This gets unwieldy fast, and worse, it’s error-prone. What if you have both args.lr and args.poison_lr? It’s easy to accidentally use the wrong one in your code, especially when you’re debugging at 2 AMOld habits: Bryan Johnson and Matthew Walker have convinced me to improve my sleeping habits. You should too- it makes a big difference!.

My favorite go-to for these situations is SimpleParsing—a wrapper around argparse that leverages Python’s dataclass functionality. Instead of the mess above, you can structure your arguments hierarchically:

from dataclasses import dataclass
from simple_parsing import ArgumentParser

@dataclass
class TrainingConfig:
    """Configuration for model training"""
    lr: float = 0.1                    # Learning rate for optimizer
    momentum: float = 0.9              # Momentum for SGD optimizer  
    weight_decay: float = 5e-4         # L2 regularization strength
    batch_size: int = 128              # Training batch size
    epochs: int = 200                  # Number of training epochs

@dataclass
class PoisonConfig:
    """Configuration for poisoning attack"""
    lr: float = 0.1                    # Learning rate for poison optimization
    momentum: float = 0.9              # Momentum for poison optimizer
    epochs: int = 50                   # Poison optimization epochs  
    fraction: float = 0.1              # Fraction of dataset to poison
    target_class: int = 0              # Target class for attack

@dataclass
class ExperimentConfig:
    """Overall experiment configuration"""
    data_dir: str = "data"             # Path to dataset directory
    model_arch: str = "ResNet18"       # Model architecture to use
    save_model: bool = False           # Whether to save trained model
    random_seed: int = 0               # Random seed for reproducibility

parser = ArgumentParser()
parser.add_arguments(TrainingConfig, dest="training")
parser.add_arguments(PoisonConfig, dest="poison") 
parser.add_arguments(ExperimentConfig, dest="experiment")
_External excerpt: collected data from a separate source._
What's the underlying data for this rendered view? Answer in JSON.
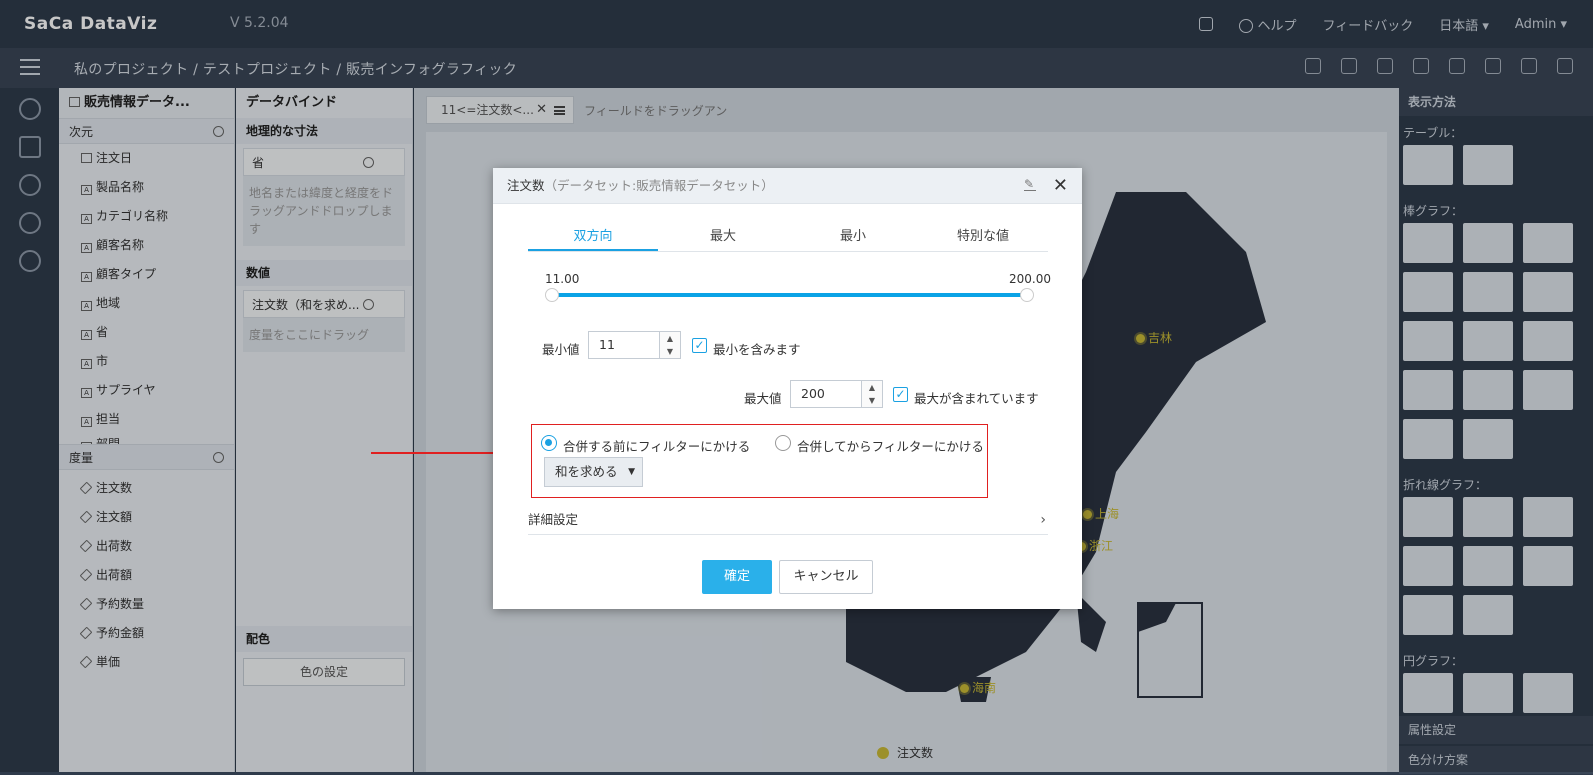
{
  "app": {
    "logo": "SaCa DataViz",
    "version": "V 5.2.04"
  },
  "topnav": {
    "help": "ヘルプ",
    "feedback": "フィードバック",
    "language": "日本語 ▾",
    "user": "Admin ▾"
  },
  "breadcrumb": {
    "path": "私のプロジェクト / テストプロジェクト / 販売インフォグラフィック"
  },
  "dataset_panel": {
    "title": "販売情報データ...",
    "dimensions_label": "次元",
    "dimensions": [
      "注文日",
      "製品名称",
      "カテゴリ名称",
      "顧客名称",
      "顧客タイプ",
      "地域",
      "省",
      "市",
      "サプライヤ",
      "担当",
      "部門"
    ],
    "measures_label": "度量",
    "measures": [
      "注文数",
      "注文額",
      "出荷数",
      "出荷額",
      "予約数量",
      "予約金額",
      "単価"
    ]
  },
  "binding_panel": {
    "title": "データバインド",
    "geo_label": "地理的な寸法",
    "geo_chip": "省",
    "geo_hint": "地名または緯度と経度をドラッグアンドドロップします",
    "value_label": "数値",
    "value_chip": "注文数（和を求め...",
    "value_hint": "度量をここにドラッグ",
    "color_label": "配色",
    "color_button": "色の設定"
  },
  "canvas": {
    "filter_tab": "11<=注文数<...",
    "drop_hint": "フィールドをドラッグアン",
    "cities": [
      "吉林",
      "上海",
      "浙江",
      "海南"
    ],
    "legend": "注文数"
  },
  "right_panel": {
    "title": "表示方法",
    "table_label": "テーブル：",
    "bar_label": "棒グラフ：",
    "line_label": "折れ線グラフ：",
    "pie_label": "円グラフ：",
    "attr_label": "属性設定",
    "color_scheme_label": "色分け方案"
  },
  "dialog": {
    "title": "注文数",
    "subtitle": "（データセット:販売情報データセット）",
    "tabs": [
      "双方向",
      "最大",
      "最小",
      "特別な値"
    ],
    "range_min": "11.00",
    "range_max": "200.00",
    "min_label": "最小値",
    "min_value": "11",
    "min_include": "最小を含みます",
    "max_label": "最大値",
    "max_value": "200",
    "max_include": "最大が含まれています",
    "radio_before": "合併する前にフィルターにかける",
    "radio_after": "合併してからフィルターにかける",
    "aggregate": "和を求める",
    "advanced": "詳細設定",
    "ok": "確定",
    "cancel": "キャンセル"
  },
  "colors": {
    "accent": "#1ba1e2",
    "highlight": "#e02020",
    "map": "#2b3340",
    "marker": "#c8b936"
  }
}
args = parser.parse_args()

Now you can run your script with clear, hierarchical arguments:

python train.py --training.lr 0.01 --poison.lr 0.1 --experiment.data_dir /path/to/data

The benefits are immediately obvious. No more confusion between args.lr and args.poison_lr—it’s now args.training.lr versus args.poison.lr. The hierarchy makes it crystal clear which learning rate you’re referring to, and the docstrings serve double duty as both code documentation and command-line help text.

But the real magic happens when you start reusing these configurations across files. Instead of copy-pasting argument definitions (and inevitably introducing inconsistencies), you can simply import your dataclasses:

# Your project structure
...
├── configs.py       # All dataclass definitions
├── train_model.py
├── evaluate_model.py
└── run_attack.py

Each script can import exactly the configurations it needs:

# In train_model.py
from configs import TrainingConfig, ExperimentConfig

# In run_attack.py  
from configs import PoisonConfig, ExperimentConfig

# In evaluate_model.py
from configs import ExperimentConfig

This ensures that when you update the default learning rate in TrainingConfig, it’s automatically reflected across all scripts that use it. No more hunting through multiple files to make sure you’ve updated the same hyperparameter everywhere.
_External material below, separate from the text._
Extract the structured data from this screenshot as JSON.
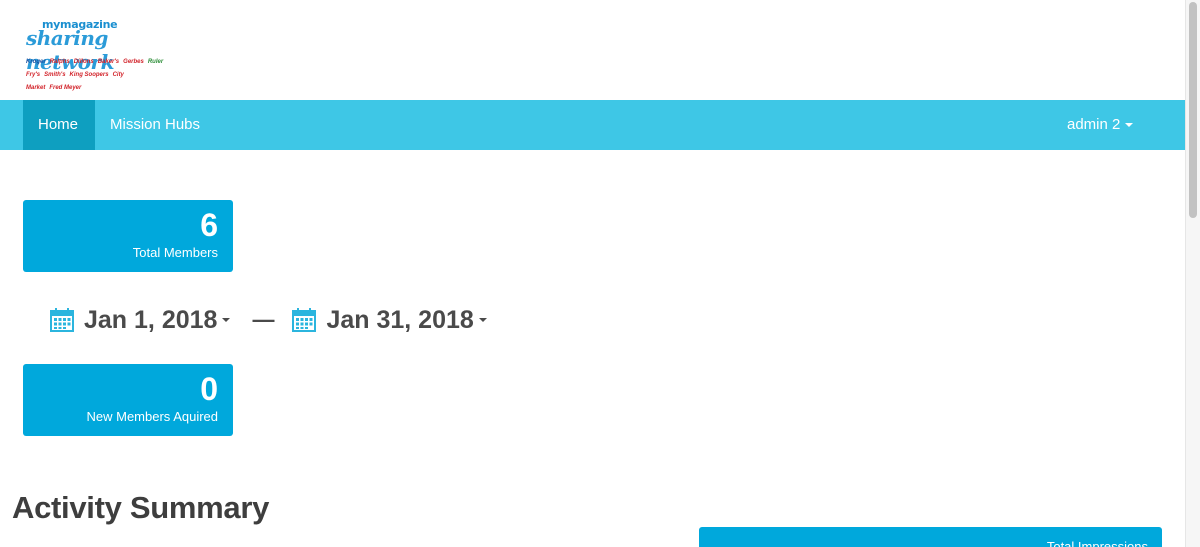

SimpleParsing also handles saving and loading configurations to/from YAML or JSON files, which makes experiment reproduction trivial. Instead of trying to remember the exact command-line arguments you used three weeks ago, you can simply:

# Save your current config to configs/experiment_1.yaml
# Reproduce the exact same experiment later
python train.py --config_path configs/experiment_1.yaml

Evaluations

Efficient experiment management can mean the difference between spending hours (or days) babysitting jobs and actually having time to think and do research—using the right tools lets you offload the busywork and focus on what matters.
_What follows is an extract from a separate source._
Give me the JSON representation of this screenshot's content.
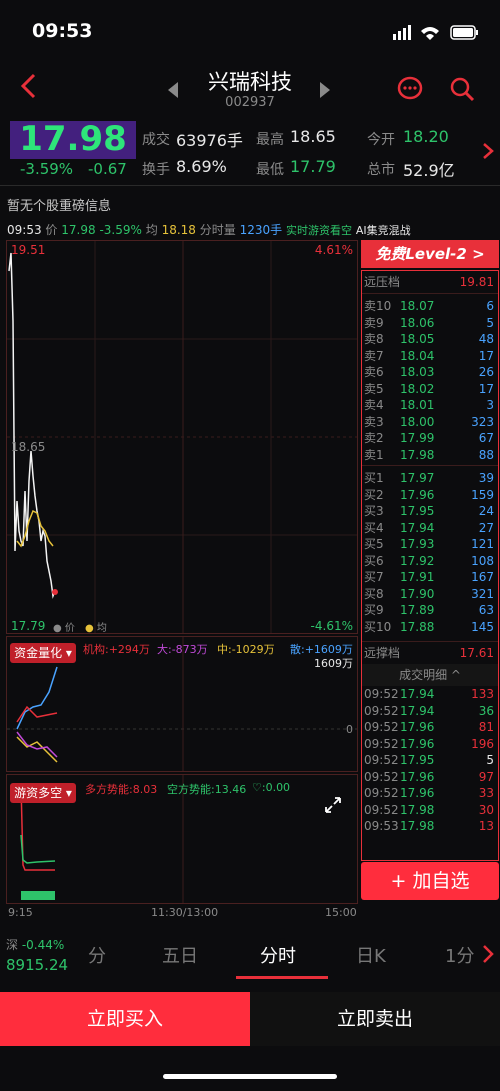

How do you like them notifications?

Picture this: you start a training run that’s supposed to take 6 hours, close your laptop, and go about your day. Six hours later, you eagerly check back expecting to see beautiful loss curves, only to discover your script crashed 20 minutes in due to a CUDA out-of-memory error 😱. Sound familiar?

Most ML experiments take hours or even days to complete, and the traditional approach of estimating runtime with tqdm and checking the ETA only gets you so far. What you really need is to know the moment your experiment finishes—or more importantly, when it crashes.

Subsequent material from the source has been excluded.